Mullin and her colleagues are studying a potential solution: creating a team of discharge nurses who focus on the exit process. To study this approach, we assigned four bedside nurses to spend half their time working as discharge nurses.

These nurses accelerate departures by taking steps like requesting medications earlier in the day, before the hospital pharmacy gets busy. They also have more time to prepare families for life at home.

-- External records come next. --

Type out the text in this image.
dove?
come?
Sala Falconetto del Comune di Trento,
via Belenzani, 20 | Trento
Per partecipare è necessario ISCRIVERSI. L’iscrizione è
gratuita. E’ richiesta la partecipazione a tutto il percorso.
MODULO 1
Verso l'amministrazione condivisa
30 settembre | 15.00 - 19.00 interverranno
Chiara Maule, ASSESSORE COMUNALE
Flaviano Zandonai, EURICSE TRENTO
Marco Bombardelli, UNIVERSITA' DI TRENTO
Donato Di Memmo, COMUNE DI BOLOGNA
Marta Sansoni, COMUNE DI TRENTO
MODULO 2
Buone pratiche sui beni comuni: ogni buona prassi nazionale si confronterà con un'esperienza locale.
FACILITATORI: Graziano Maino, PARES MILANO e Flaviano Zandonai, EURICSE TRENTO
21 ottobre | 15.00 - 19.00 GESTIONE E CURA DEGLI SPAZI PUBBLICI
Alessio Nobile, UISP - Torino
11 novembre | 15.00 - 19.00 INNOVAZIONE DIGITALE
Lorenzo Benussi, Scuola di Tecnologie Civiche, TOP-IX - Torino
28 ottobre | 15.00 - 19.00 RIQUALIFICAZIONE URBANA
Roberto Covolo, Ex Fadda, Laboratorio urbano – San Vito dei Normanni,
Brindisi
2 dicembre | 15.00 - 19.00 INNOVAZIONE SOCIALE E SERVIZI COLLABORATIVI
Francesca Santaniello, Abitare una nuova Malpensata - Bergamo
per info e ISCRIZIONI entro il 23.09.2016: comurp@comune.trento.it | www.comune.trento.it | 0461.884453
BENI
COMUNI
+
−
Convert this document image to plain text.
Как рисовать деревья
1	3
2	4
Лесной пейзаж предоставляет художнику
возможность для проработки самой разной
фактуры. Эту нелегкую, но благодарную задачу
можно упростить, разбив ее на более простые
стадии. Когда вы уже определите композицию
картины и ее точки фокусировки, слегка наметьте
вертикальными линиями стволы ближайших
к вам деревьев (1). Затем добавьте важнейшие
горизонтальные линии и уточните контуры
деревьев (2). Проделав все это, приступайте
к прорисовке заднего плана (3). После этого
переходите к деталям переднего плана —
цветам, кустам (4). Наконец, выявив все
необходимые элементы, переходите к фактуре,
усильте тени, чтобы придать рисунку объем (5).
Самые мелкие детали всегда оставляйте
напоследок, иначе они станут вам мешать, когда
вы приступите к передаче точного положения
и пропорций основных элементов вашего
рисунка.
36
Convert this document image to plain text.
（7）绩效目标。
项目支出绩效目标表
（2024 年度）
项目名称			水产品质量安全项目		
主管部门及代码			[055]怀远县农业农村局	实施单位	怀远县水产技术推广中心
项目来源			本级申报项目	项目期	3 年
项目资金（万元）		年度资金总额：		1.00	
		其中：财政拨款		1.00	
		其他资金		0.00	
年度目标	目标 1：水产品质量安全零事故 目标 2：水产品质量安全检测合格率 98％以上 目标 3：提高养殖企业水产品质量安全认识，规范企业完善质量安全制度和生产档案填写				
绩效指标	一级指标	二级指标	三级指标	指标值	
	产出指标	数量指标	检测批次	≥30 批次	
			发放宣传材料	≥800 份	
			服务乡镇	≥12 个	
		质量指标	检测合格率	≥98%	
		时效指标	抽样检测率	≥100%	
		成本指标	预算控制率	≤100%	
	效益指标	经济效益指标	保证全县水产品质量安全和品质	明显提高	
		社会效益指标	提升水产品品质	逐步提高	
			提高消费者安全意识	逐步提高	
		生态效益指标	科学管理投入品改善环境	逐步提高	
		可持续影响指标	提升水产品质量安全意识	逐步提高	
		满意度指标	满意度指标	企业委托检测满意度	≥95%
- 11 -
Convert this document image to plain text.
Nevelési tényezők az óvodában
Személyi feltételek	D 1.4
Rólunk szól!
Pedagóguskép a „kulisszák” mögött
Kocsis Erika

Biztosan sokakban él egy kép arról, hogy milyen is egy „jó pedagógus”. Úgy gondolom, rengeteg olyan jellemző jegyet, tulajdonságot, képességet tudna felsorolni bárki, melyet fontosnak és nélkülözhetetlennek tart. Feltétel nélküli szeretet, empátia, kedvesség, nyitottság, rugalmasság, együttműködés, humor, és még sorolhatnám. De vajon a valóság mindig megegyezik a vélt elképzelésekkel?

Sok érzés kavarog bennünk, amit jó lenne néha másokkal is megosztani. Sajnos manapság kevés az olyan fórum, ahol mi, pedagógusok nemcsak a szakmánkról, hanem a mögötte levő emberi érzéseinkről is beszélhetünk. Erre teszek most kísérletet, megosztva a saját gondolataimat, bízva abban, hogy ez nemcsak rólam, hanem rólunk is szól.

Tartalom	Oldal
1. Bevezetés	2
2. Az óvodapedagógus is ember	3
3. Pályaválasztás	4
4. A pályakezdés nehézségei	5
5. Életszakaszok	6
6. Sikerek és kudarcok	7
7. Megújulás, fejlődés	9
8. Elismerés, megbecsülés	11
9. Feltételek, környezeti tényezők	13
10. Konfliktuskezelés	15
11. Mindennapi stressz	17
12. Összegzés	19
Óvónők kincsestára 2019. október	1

“We don’t have to feel rushed when we teach families about important things like how to safely feed and hold a baby who is recovering from heart surgery,” says Gracie Fisher, one of the study’s discharge nurses.

So far, adding the discharge nurses has moved the typical discharge time up by an hour for patients in our surgical units. Mullin hopes to create permanent discharge nurse positions if the study results stay positive.

“Families aren’t just going home earlier, they’re going home more prepared,” Mullin says, “and that makes them less likely to end up in the hospital again.”